July 1 - July 7, 2024: Migraine Data
I get a lot of migraines, I’ve never known exactly why. I consider myself someone who experiences chronic pain. I find it useful to keep track of how I’m feeling every day, because when I’m feeling bad, somehow it feels like I’ve always felt bad and I’m going to feel bad forever. But that’s actually not true, and writing down when I feel good helps me remember that. I’ve recommended that other people start doing this too and they’ve said it helps them also. If you’ve been told by a doctor to keep a chronic pain journal and you’re having trouble keeping the consistency up, don’t do it because some jerk is telling you to do it, do it because it’s going to help you remember that you actually do have good days, when you have bad ones.
I don’t know about you but I actually find it quite hard to be truly consistent about keeping up with entering data for a migraine journal every single day. I’ve actually experimented with a lot of different methods. Spreadsheets, freeform note-taking with different apps, migraine-specific apps, paper, etc., but I don’t end up sticking to any of them for one reason or another. Spreadsheets grow big and cumbersome over time and after a while I end up being tempted to change the format of how I’m rating things. Migraine specific apps are all big, annoying, have features I don’t want and none of the ones I do want, charge subscriptions for no reason, and are touchy about exporting data. And so on.
To be consistent I need enough opportunities every day to put in the data, but not so many that I begin to ignore it (especially when I’m aggravated about being in pain), and for the actual entry to be easy. For me, at this moment, this looks like a row of widgets on the bottom of the home screen of my phone, using the app Loop Habit Tracker.
I like to keep multiple ratings per day: wakeup, morning, afternoon, and evening, and find that just having to passively look at the widgets all day, every day, every time I open my phone has given me nearly perfect consistency.
LHT is also the gold standard of data exporting. It just gives you all your stuff in the form of a single csv and then you can do with it what you want. This doesn’t sound like a big deal but like I said, apps have wildly varying stories on whether they let you export your data that you put in!!! This may not seem like it’s a problem until you’re like “maybe I want to make a graph out of this pain data I’ve been collecting” and if you chose the wrong app then suddenly it’s a very big problem when you can’t do it at all!
If you’re interested, here’s the graph of what my migraine data has looked like recently. Three things are being plotted here, the more bold the line, the more important I think it is.
The black vertical lines show when I take monthly medication. Interesting isn’t it? I start to get worse after taking meds on 5/13 but then I get a lot better in the next week. Then the medication starts to wear off in (roughly) 2 week cycles until I take the next dose.
In red is the three-day rolling average of my migraine scores. The rolling average is meant to be a little bit easier to understand trends than the other lines.
In blue is the raw daily migraine score.

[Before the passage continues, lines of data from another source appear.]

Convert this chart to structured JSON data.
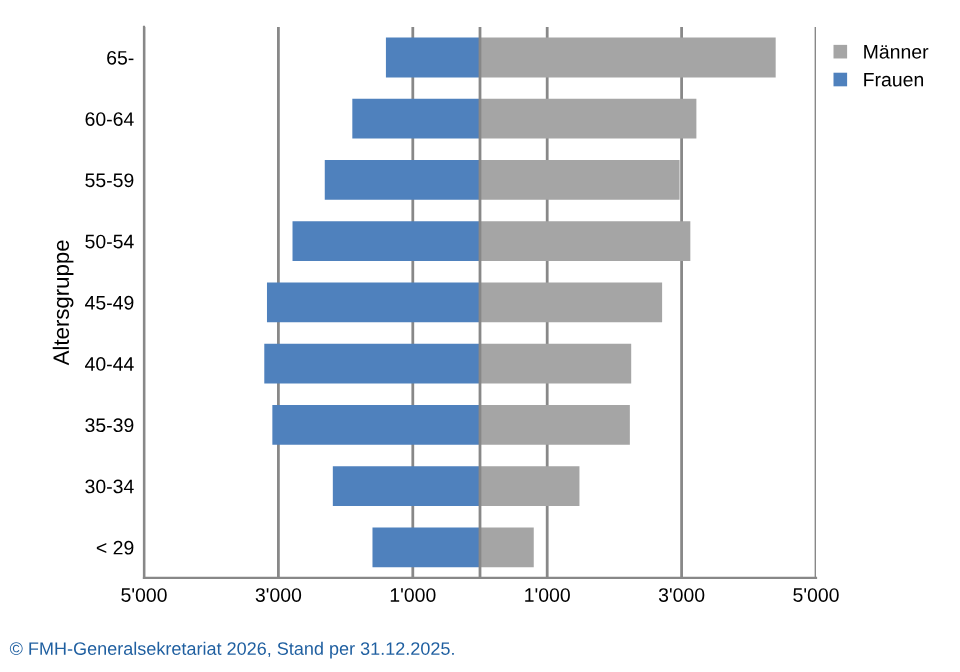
{
  "chart_data": {
    "type": "bar",
    "orientation": "horizontal",
    "ylabel": "Altersgruppe",
    "categories": [
      "65-",
      "60-64",
      "55-59",
      "50-54",
      "45-49",
      "40-44",
      "35-39",
      "30-34",
      "< 29"
    ],
    "series": [
      {
        "name": "Männer",
        "color": "#a5a5a5",
        "values": [
          4400,
          3220,
          2970,
          3130,
          2710,
          2250,
          2230,
          1480,
          800
        ]
      },
      {
        "name": "Frauen",
        "color": "#4f81bd",
        "values": [
          -1400,
          -1900,
          -2310,
          -2790,
          -3170,
          -3210,
          -3090,
          -2190,
          -1600
        ]
      }
    ],
    "xlim": [
      -5000,
      5000
    ],
    "xticks": [
      {
        "value": -5000,
        "label": "5'000"
      },
      {
        "value": -3000,
        "label": "3'000"
      },
      {
        "value": -1000,
        "label": "1'000"
      },
      {
        "value": 1000,
        "label": "1'000"
      },
      {
        "value": 3000,
        "label": "3'000"
      },
      {
        "value": 5000,
        "label": "5'000"
      }
    ],
    "stacked": true,
    "grid": "x",
    "legend": "top right",
    "annotations": [
      "© FMH-Generalsekretariat 2026, Stand per 31.12.2025."
    ]
  }
}
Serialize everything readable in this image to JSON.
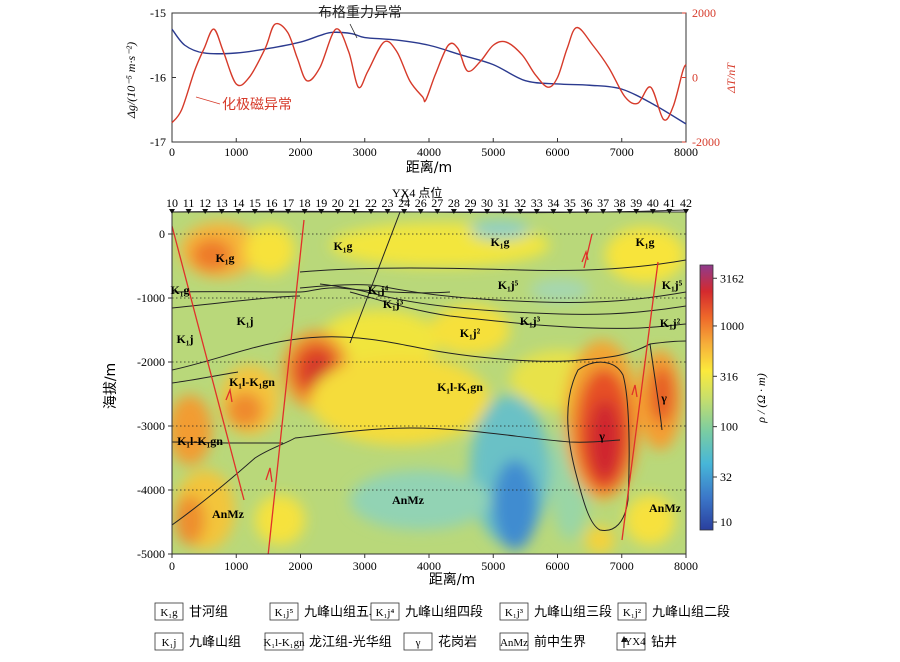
{
  "top_chart": {
    "left_axis_label": "Δg/(10⁻⁵ m·s⁻²)",
    "right_axis_label": "ΔT/nT",
    "xlabel": "距离/m",
    "left_ticks": [
      "-15",
      "-16",
      "-17"
    ],
    "right_ticks": [
      "2000",
      "0",
      "-2000"
    ],
    "x_ticks": [
      "0",
      "1000",
      "2000",
      "3000",
      "4000",
      "5000",
      "6000",
      "7000",
      "8000"
    ],
    "gravity_label": "布格重力异常",
    "magnetic_label": "化极磁异常",
    "gravity_color": "#2b3a8f",
    "magnetic_color": "#d63a2a"
  },
  "chart_data": {
    "type": "line",
    "x_unit": "m",
    "xlim": [
      0,
      8000
    ],
    "series": [
      {
        "name": "布格重力异常",
        "axis": "left",
        "ylim": [
          -17,
          -15
        ],
        "points": [
          [
            0,
            -15.25
          ],
          [
            200,
            -15.5
          ],
          [
            500,
            -15.62
          ],
          [
            1000,
            -15.62
          ],
          [
            1500,
            -15.55
          ],
          [
            2000,
            -15.45
          ],
          [
            2300,
            -15.35
          ],
          [
            2500,
            -15.3
          ],
          [
            2800,
            -15.32
          ],
          [
            3000,
            -15.38
          ],
          [
            3500,
            -15.42
          ],
          [
            4000,
            -15.5
          ],
          [
            4500,
            -15.65
          ],
          [
            5000,
            -15.8
          ],
          [
            5500,
            -16.05
          ],
          [
            6000,
            -16.1
          ],
          [
            6500,
            -16.12
          ],
          [
            7000,
            -16.18
          ],
          [
            7500,
            -16.42
          ],
          [
            8000,
            -16.72
          ]
        ]
      },
      {
        "name": "化极磁异常",
        "axis": "right",
        "ylim": [
          -2000,
          2000
        ],
        "points": [
          [
            0,
            -1400
          ],
          [
            150,
            -1000
          ],
          [
            350,
            200
          ],
          [
            500,
            900
          ],
          [
            650,
            1500
          ],
          [
            800,
            800
          ],
          [
            1000,
            -200
          ],
          [
            1200,
            0
          ],
          [
            1450,
            900
          ],
          [
            1600,
            1650
          ],
          [
            1800,
            1400
          ],
          [
            1950,
            600
          ],
          [
            2100,
            -100
          ],
          [
            2300,
            300
          ],
          [
            2550,
            1500
          ],
          [
            2750,
            800
          ],
          [
            2900,
            -300
          ],
          [
            3050,
            200
          ],
          [
            3300,
            1100
          ],
          [
            3500,
            800
          ],
          [
            3700,
            -100
          ],
          [
            3900,
            -600
          ],
          [
            3950,
            -700
          ],
          [
            4100,
            100
          ],
          [
            4300,
            1000
          ],
          [
            4450,
            900
          ],
          [
            4600,
            200
          ],
          [
            4800,
            500
          ],
          [
            5000,
            1000
          ],
          [
            5200,
            1100
          ],
          [
            5450,
            700
          ],
          [
            5650,
            100
          ],
          [
            5850,
            -300
          ],
          [
            6000,
            0
          ],
          [
            6150,
            900
          ],
          [
            6300,
            1550
          ],
          [
            6550,
            1000
          ],
          [
            6800,
            300
          ],
          [
            7050,
            -600
          ],
          [
            7250,
            -800
          ],
          [
            7450,
            -300
          ],
          [
            7650,
            -1300
          ],
          [
            7800,
            -900
          ],
          [
            7950,
            200
          ],
          [
            8000,
            400
          ]
        ]
      }
    ]
  },
  "section": {
    "ylabel": "海拔/m",
    "xlabel": "距离/m",
    "y_ticks": [
      "0",
      "-1000",
      "-2000",
      "-3000",
      "-4000",
      "-5000"
    ],
    "x_ticks": [
      "0",
      "1000",
      "2000",
      "3000",
      "4000",
      "5000",
      "6000",
      "7000",
      "8000"
    ],
    "well_label": "YX4  点位",
    "station_numbers": [
      "10",
      "11",
      "12",
      "13",
      "14",
      "15",
      "16",
      "17",
      "18",
      "19",
      "20",
      "21",
      "22",
      "23",
      "24",
      "26",
      "27",
      "28",
      "29",
      "30",
      "31",
      "32",
      "33",
      "34",
      "35",
      "36",
      "37",
      "38",
      "39",
      "40",
      "41",
      "42"
    ],
    "colorbar_label": "ρ / (Ω · m)",
    "colorbar_ticks": [
      "3162",
      "1000",
      "316",
      "100",
      "32",
      "10"
    ],
    "units": [
      {
        "text": "K₁g",
        "x": 225,
        "y": 262
      },
      {
        "text": "K₁g",
        "x": 343,
        "y": 250
      },
      {
        "text": "K₁g",
        "x": 500,
        "y": 246
      },
      {
        "text": "K₁g",
        "x": 645,
        "y": 246
      },
      {
        "text": "K₁g",
        "x": 180,
        "y": 294
      },
      {
        "text": "K₁j⁵",
        "x": 508,
        "y": 289
      },
      {
        "text": "K₁j⁵",
        "x": 672,
        "y": 289
      },
      {
        "text": "K₁j⁴",
        "x": 378,
        "y": 294
      },
      {
        "text": "K₁j³",
        "x": 393,
        "y": 308
      },
      {
        "text": "K₁j³",
        "x": 530,
        "y": 325
      },
      {
        "text": "K₁j²",
        "x": 470,
        "y": 337
      },
      {
        "text": "K₁j²",
        "x": 670,
        "y": 327
      },
      {
        "text": "K₁j",
        "x": 245,
        "y": 325
      },
      {
        "text": "K₁j",
        "x": 185,
        "y": 343
      },
      {
        "text": "K₁l-K₁gn",
        "x": 252,
        "y": 386
      },
      {
        "text": "K₁l-K₁gn",
        "x": 460,
        "y": 391
      },
      {
        "text": "K₁l-K₁gn",
        "x": 200,
        "y": 445
      },
      {
        "text": "γ",
        "x": 602,
        "y": 440
      },
      {
        "text": "γ",
        "x": 664,
        "y": 402
      },
      {
        "text": "AnMz",
        "x": 228,
        "y": 518
      },
      {
        "text": "AnMz",
        "x": 408,
        "y": 504
      },
      {
        "text": "AnMz",
        "x": 665,
        "y": 512
      }
    ]
  },
  "legend": [
    {
      "symbol": "K₁g",
      "text": "甘河组"
    },
    {
      "symbol": "K₁j⁵",
      "text": "九峰山组五段"
    },
    {
      "symbol": "K₁j⁴",
      "text": "九峰山组四段"
    },
    {
      "symbol": "K₁j³",
      "text": "九峰山组三段"
    },
    {
      "symbol": "K₁j²",
      "text": "九峰山组二段"
    },
    {
      "symbol": "K₁j",
      "text": "九峰山组"
    },
    {
      "symbol": "K₁l-K₁gn",
      "text": "龙江组-光华组"
    },
    {
      "symbol": "γ",
      "text": "花岗岩"
    },
    {
      "symbol": "AnMz",
      "text": "前中生界"
    },
    {
      "symbol": "YX4",
      "text": "钻井"
    }
  ]
}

I feel it’s harder to discern trend lines this way but it’s still important to see both data perspectives. I feel that I only experience my wakeup score for a small part of my day so I don’t use that as part of this average.
The thin black line is the max out of my four rating periods each day: wakeup, morning, afternoon, and evening. If you felt great in the morning and terrible in the evening, it’s inaccurate to average that into saying that you felt “alright” all day. Thus max can show a different story than average.
The final aspect of this system that I want to talk about today is keeping ratings consistent over time. The pain scale for the chart is out of 10, so how do you maintain consistency of those ratings over a long time period? It may not seem like a hard question, but your opinion of what is a 1 vs a 2 vs a 3 can easily skew over time if you don’t have anything to ground those ratings. “How did I feel when I put down I was a 2 yesterday, was that really a 3?” I find that it’s immensely useful to anchor your ratings to a pain scale. Here’s the one that I use; it’s not fancy, I just got it off of Google images:
This way, every rating you put down is objective to the pain scale. You just have to compare how you’re feeling against which face you feel describes you the best. Your perception of pain may still change over time, where what you considered to be a 2 is now a 1, or vice versa, but as far as chronic pain goes, perception is reality as far as I’m concerned. It could be useful to augment this reading with a mood reading, but that’s for another time.